Laura Ingraham Scoffs at Political Worldview of Reparations: As Trump Says ‘No Do-Overs’
On her podcast show, conservative pundit Laura Ingraham scoffed at the notion of paying reparations to African-Americans who are descendants of slaves or who suffered under the racist oppression of Jim Crow laws.
“People would argue, and I would, that the whole world has been reshaped by people taking other people’s land. It’s called conquest,” she said in a discussion with Kentucky State University political science professor Wilfred Reilly.
“They want to live in a fake world,” she continued. “As [President Donald] Trump always says, ‘You don’t get do-overs. No do-overs. That’s it. There was an argument, a quote from the ’80s: ‘We won, you lost, that’s that.’ Describing world politics: ‘We won, you lost, that’s that. That’s just the way it is.'”

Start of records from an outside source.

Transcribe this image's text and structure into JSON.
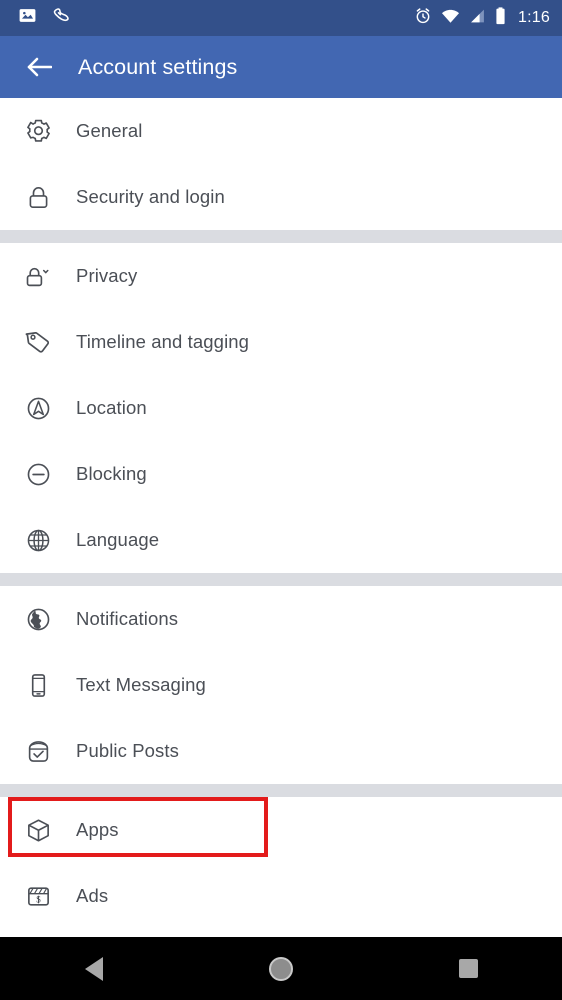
{
  "status_bar": {
    "background_color": "#33508a",
    "left_icons": [
      {
        "name": "image-icon",
        "label": "Screenshot"
      },
      {
        "name": "shoe-icon",
        "label": "Fitness"
      }
    ],
    "right_icons": [
      {
        "name": "alarm-clock-icon",
        "label": "Alarm set"
      },
      {
        "name": "wifi-icon",
        "label": "Wi-Fi full"
      },
      {
        "name": "cellular-signal-icon",
        "label": "Cellular partial"
      },
      {
        "name": "battery-icon",
        "label": "Battery full"
      }
    ],
    "time": "1:16"
  },
  "app_bar": {
    "background_color": "#4267b2",
    "back_label": "Back",
    "title": "Account settings"
  },
  "settings": {
    "text_color": "#4b4f56",
    "divider_color": "#dadce1",
    "highlight_color": "#e31b1b",
    "groups": [
      {
        "items": [
          {
            "icon": "gear-icon",
            "label": "General",
            "highlighted": false
          },
          {
            "icon": "lock-icon",
            "label": "Security and login",
            "highlighted": false
          }
        ]
      },
      {
        "items": [
          {
            "icon": "lock-chevron-icon",
            "label": "Privacy",
            "highlighted": false
          },
          {
            "icon": "tag-icon",
            "label": "Timeline and tagging",
            "highlighted": false
          },
          {
            "icon": "location-arrow-icon",
            "label": "Location",
            "highlighted": false
          },
          {
            "icon": "minus-circle-icon",
            "label": "Blocking",
            "highlighted": false
          },
          {
            "icon": "globe-grid-icon",
            "label": "Language",
            "highlighted": false
          }
        ]
      },
      {
        "items": [
          {
            "icon": "earth-globe-icon",
            "label": "Notifications",
            "highlighted": false
          },
          {
            "icon": "phone-icon",
            "label": "Text Messaging",
            "highlighted": false
          },
          {
            "icon": "box-check-icon",
            "label": "Public Posts",
            "highlighted": false
          }
        ]
      },
      {
        "items": [
          {
            "icon": "cube-icon",
            "label": "Apps",
            "highlighted": true
          },
          {
            "icon": "billboard-dollar-icon",
            "label": "Ads",
            "highlighted": false
          }
        ]
      }
    ]
  },
  "nav_bar": {
    "background_color": "#000000",
    "buttons": [
      {
        "name": "nav-back-button",
        "label": "Back"
      },
      {
        "name": "nav-home-button",
        "label": "Home"
      },
      {
        "name": "nav-recents-button",
        "label": "Recent apps"
      }
    ]
  }
}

Ingraham’s worldview is belied by reality, however. Reparations between peoples have long been a part of world history, as evidence by the war restitution payments made by Germany to the Allies after World War I. And on a more granular scale, the United States has long followed a policy of remunerating families in Iraq and Afghanistan who have suffered accidental injuries or death as a result of its military operations in those countries.
“You can change Indian reservations and make them better or change the whole way those operate,” Ingraham said later, conceding that governments can, in fact, enact policies that attempt to redress past mistakes and atone for policy inequities. “That’s not my area of expertise,” she then openly acknowledged.
Notably, Ingraham didn’t see fit to reckon with how her fundamental opposition to relitigating the past — “no do-overs” — contradicts the driving ethos of one of her podcast’s recent sponsors, the president’s 2020 re-election campaign, which officially goes by the name “Make American Great Again Committee.”